Está claro que a situação fiscal no Brasil está longe de ser confortável, mas a dívida pública brasileira (% do PIB) é similar a de países como Índia e China. Se o próximo governo for capaz de desenhar uma nova regra fiscal para por no lugar do teto de gastos, que seja capaz de conciliar o espaço fiscal necessário para o aumento do investimento público em infraestrutura e dos gastos assistenciais com a redução da dívida pública como proporção do PIB no médio prazo, para um patamar em torno de 65% do PIB, não há razão para acreditar que o crescimento econômico possa ser restrito pelo lado fiscal.
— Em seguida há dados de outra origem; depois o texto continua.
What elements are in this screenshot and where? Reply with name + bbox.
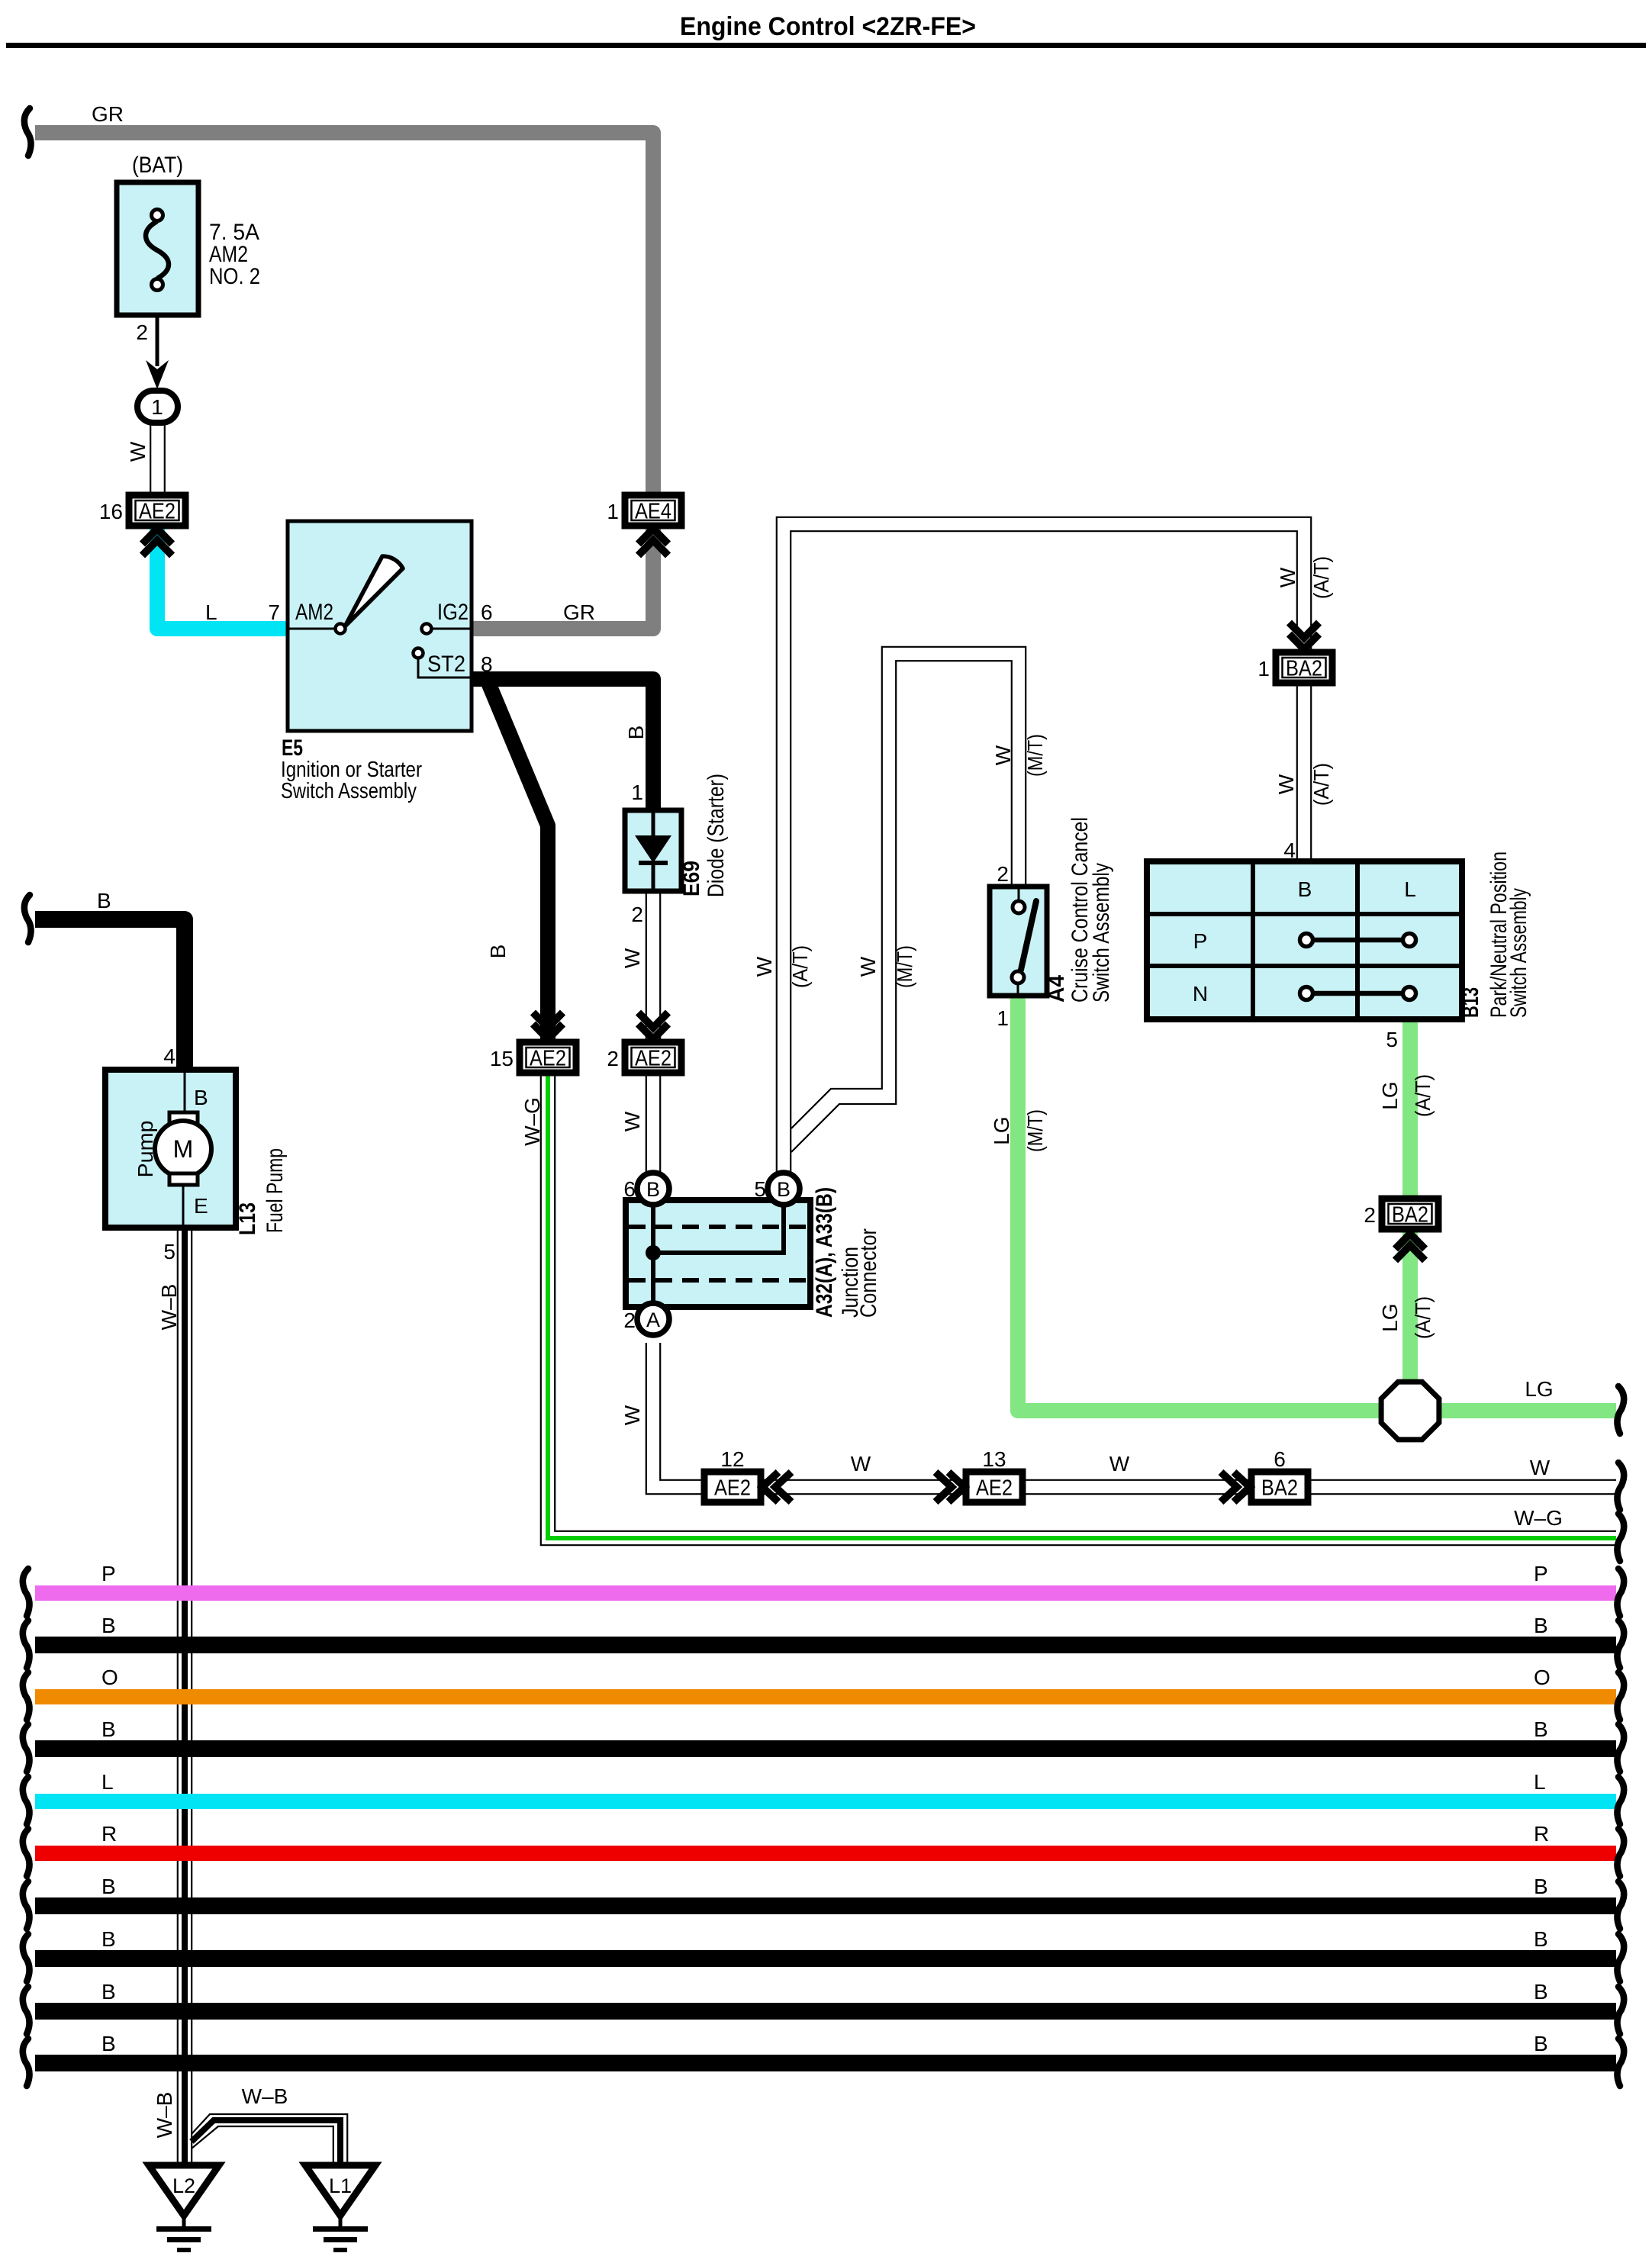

Uma ausência gritante, para não dizer escandalosa, no debate econômico brasileiro é o desequilíbrio externo. Conforme verificamos na figura 1 abaixo, a partir de maio de 2008, no acumulado em 12 meses, o Brasil começou a apresentar déficit crescente na conta de transações correntes do balanço de pagamentos, o qual atingiu a marca de 4,25% do PIB em outubro de 2015. Esse desequilíbrio externo resultou numa desvalorização da taxa real efetiva de câmbio de 17,12% entre janeiro e dezembro de 2015, contribuindo de forma decisiva para a aceleração da inflação nesse ano e para a elevação da taxa básica de juros por parte do Banco Central, amplificando a recessão que havia começado no segundo semestre de 2014.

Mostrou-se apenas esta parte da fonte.